Цирк Кристенсена - [31]

Шрифт
Интервал

— Дай-ка кусочек, — сказал он.

Путте выхватил самый большой кусок и разгрыз его зубами, а я с ужасом думал о гадости, что собиралась сейчас со всех сторон в его жирной пасти.

— Вообще-то мне некогда, — сказал я.

Путте поднялся на ступеньку ближе.

— Дай деньжат взаймы, — сказал он.

Я дал ему двадцать пять эре.

— Больше нету, — сказал я.

— Посторожи мопед, — сказал Путте.

Путте вошел в магазин. Я сел на ступеньки «Человека на лестнице» и стал сторожить мопед. Он стоял возле лестницы. Шлем лежал на краю тротуара, возле переднего колеса. Шлем был вроде как со стеклянным забралом, или прозрачной вставкой, чтобы защищать и лицо, а не только голову, и кожаным ремешком крепился под подбородком. К шлему Путте прилепил узкую наклейку со светящимися полосками: «Ралли Монте-Карло». Кто-то приближался со стороны Бондебаккен. Старая дама с собакой. Дама была до того дряхлая, что при ходьбе опиралась на две трости. Поэтому собака была без поводка. Пудель. Он бежал впереди хозяйки. Оба прошли мимо меня. Немного погодя пудель вернулся. Остановился возле мопеда, понюхал водосток. Задрав хвост вверх. Обнюхал шлем. Долго обнюхивал. Ну, давай, думал я, давай.

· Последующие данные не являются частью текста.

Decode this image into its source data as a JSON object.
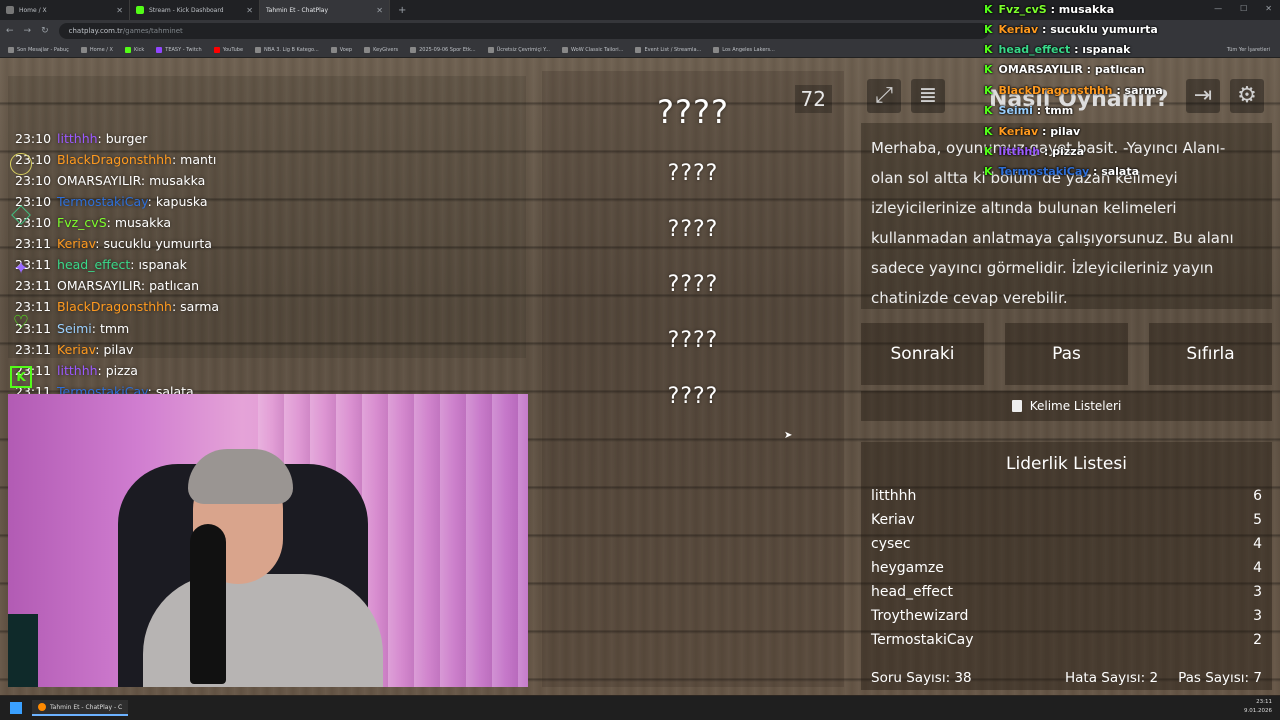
{
  "browser": {
    "tabs": [
      {
        "title": "Home / X",
        "active": false
      },
      {
        "title": "Stream - Kick Dashboard",
        "active": false
      },
      {
        "title": "Tahmin Et - ChatPlay",
        "active": true
      }
    ],
    "url_host": "chatplay.com.tr",
    "url_path": "/games/tahminet",
    "bookmarks": [
      "Son Mesajlar - Pabuç",
      "Home / X",
      "Kick",
      "TEASY - Twitch",
      "YouTube",
      "NBA 3. Lig B Katego...",
      "Voep",
      "KeyGivers",
      "2025-09-06 Spor Etk...",
      "Ücretsiz Çevrimiçi Y...",
      "WoW Classic Tailori...",
      "Event List / Streamla...",
      "Los Angeles Lakers..."
    ],
    "other_bookmarks": "Tüm Yer İşaretleri"
  },
  "chat": [
    {
      "time": "23:10",
      "user": "litthhh",
      "color": "#9b59ff",
      "msg": "burger"
    },
    {
      "time": "23:10",
      "user": "BlackDragonsthhh",
      "color": "#ff9a1f",
      "msg": "mantı"
    },
    {
      "time": "23:10",
      "user": "OMARSAYILIR",
      "color": "#ffffff",
      "msg": "musakka"
    },
    {
      "time": "23:10",
      "user": "TermostakiCay",
      "color": "#2e6fd8",
      "msg": "kapuska"
    },
    {
      "time": "23:10",
      "user": "Fvz_cvS",
      "color": "#7cff2c",
      "msg": "musakka"
    },
    {
      "time": "23:11",
      "user": "Keriav",
      "color": "#ff9a1f",
      "msg": "sucuklu yumuırta"
    },
    {
      "time": "23:11",
      "user": "head_effect",
      "color": "#39d98a",
      "msg": "ıspanak"
    },
    {
      "time": "23:11",
      "user": "OMARSAYILIR",
      "color": "#ffffff",
      "msg": "patlıcan"
    },
    {
      "time": "23:11",
      "user": "BlackDragonsthhh",
      "color": "#ff9a1f",
      "msg": "sarma"
    },
    {
      "time": "23:11",
      "user": "Seimi",
      "color": "#9ad0ff",
      "msg": "tmm"
    },
    {
      "time": "23:11",
      "user": "Keriav",
      "color": "#ff9a1f",
      "msg": "pilav"
    },
    {
      "time": "23:11",
      "user": "litthhh",
      "color": "#9b59ff",
      "msg": "pizza"
    },
    {
      "time": "23:11",
      "user": "TermostakiCay",
      "color": "#2e6fd8",
      "msg": "salata"
    }
  ],
  "game": {
    "timer": "72",
    "words": [
      "????",
      "????",
      "????",
      "????",
      "????",
      "????"
    ],
    "how_title": "Nasıl Oynanır?",
    "rules": "Merhaba, oyunumuz gayet basit. -Yayıncı Alanı- olan sol altta ki bölüm de yazan kelimeyi izleyicilerinize altında bulunan kelimeleri kullanmadan anlatmaya çalışıyorsunuz. Bu alanı sadece yayıncı görmelidir. İzleyicileriniz yayın chatinizde cevap verebilir.",
    "buttons": {
      "next": "Sonraki",
      "pass": "Pas",
      "reset": "Sıfırla"
    },
    "word_lists": "Kelime Listeleri",
    "leaderboard_title": "Liderlik Listesi",
    "leaderboard": [
      {
        "name": "litthhh",
        "score": "6"
      },
      {
        "name": "Keriav",
        "score": "5"
      },
      {
        "name": "cysec",
        "score": "4"
      },
      {
        "name": "heygamze",
        "score": "4"
      },
      {
        "name": "head_effect",
        "score": "3"
      },
      {
        "name": "Troythewizard",
        "score": "3"
      },
      {
        "name": "TermostakiCay",
        "score": "2"
      }
    ],
    "stats": {
      "questions": "Soru Sayısı: 38",
      "errors": "Hata Sayısı: 2",
      "passes": "Pas Sayısı: 7"
    }
  },
  "overlay_chat": [
    {
      "user": "Fvz_cvS",
      "color": "#7cff2c",
      "msg": "musakka"
    },
    {
      "user": "Keriav",
      "color": "#ff9a1f",
      "msg": "sucuklu yumuırta"
    },
    {
      "user": "head_effect",
      "color": "#39d98a",
      "msg": "ıspanak"
    },
    {
      "user": "OMARSAYILIR",
      "color": "#ffffff",
      "msg": "patlıcan"
    },
    {
      "user": "BlackDragonsthhh",
      "color": "#ff9a1f",
      "msg": "sarma"
    },
    {
      "user": "Seimi",
      "color": "#9ad0ff",
      "msg": "tmm"
    },
    {
      "user": "Keriav",
      "color": "#ff9a1f",
      "msg": "pilav"
    },
    {
      "user": "litthhh",
      "color": "#9b59ff",
      "msg": "pizza"
    },
    {
      "user": "TermostakiCay",
      "color": "#2e6fd8",
      "msg": "salata"
    }
  ],
  "taskbar": {
    "app": "Tahmin Et - ChatPlay - C",
    "time": "23:11",
    "date": "9.01.2026"
  }
}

Пудель поднял заднюю лапу, отставил ее подальше и написал в шлем Путте.

Из-за угла донесся свист, старая дама подзывала пуделя, и он побежал в сторону Ураниенборга.

Вообще-то мне давно пора было уйти, но я хотел увидеть.

Путте вышел из «Человека на лестнице» не с чем-нибудь, но с последним номером «Аллерс», свернутым в трубку и перехваченным резинкой от банки с вареньем.

— Ты еще здесь?

Я встал.

— Ты же сказал, чтобы я посторожил мопед.

— Думаешь, получишь назад свои денежки, да, жид несчастный?

Путте говорил с трудом, едва ворочал языком, столько накопил слюней.

— Нет, — сказал я.

Он пристроил журнал на багажнике, пятерней дважды зачесал волосы назад.

— На что уставился?

— Ни на что.

Он сел на мопед, водрузил шлем на колени и повторил:

— На что уставился?

— Ни на что, — повторил я.

Обеими руками Путте поднял шлем, помедлил, глянул на меня.

Возможно, в эту самую минуту я и заработал экстрасистолию, неровное сердцебиение, возможно, с тех пор мой метроном и отбивает ритм для всех песен разом.

— Ты вроде бы спешил, а, скупердяй? — спросил он.

— Уже не спешу.

И Путте нахлобучил на голову тесный шлем.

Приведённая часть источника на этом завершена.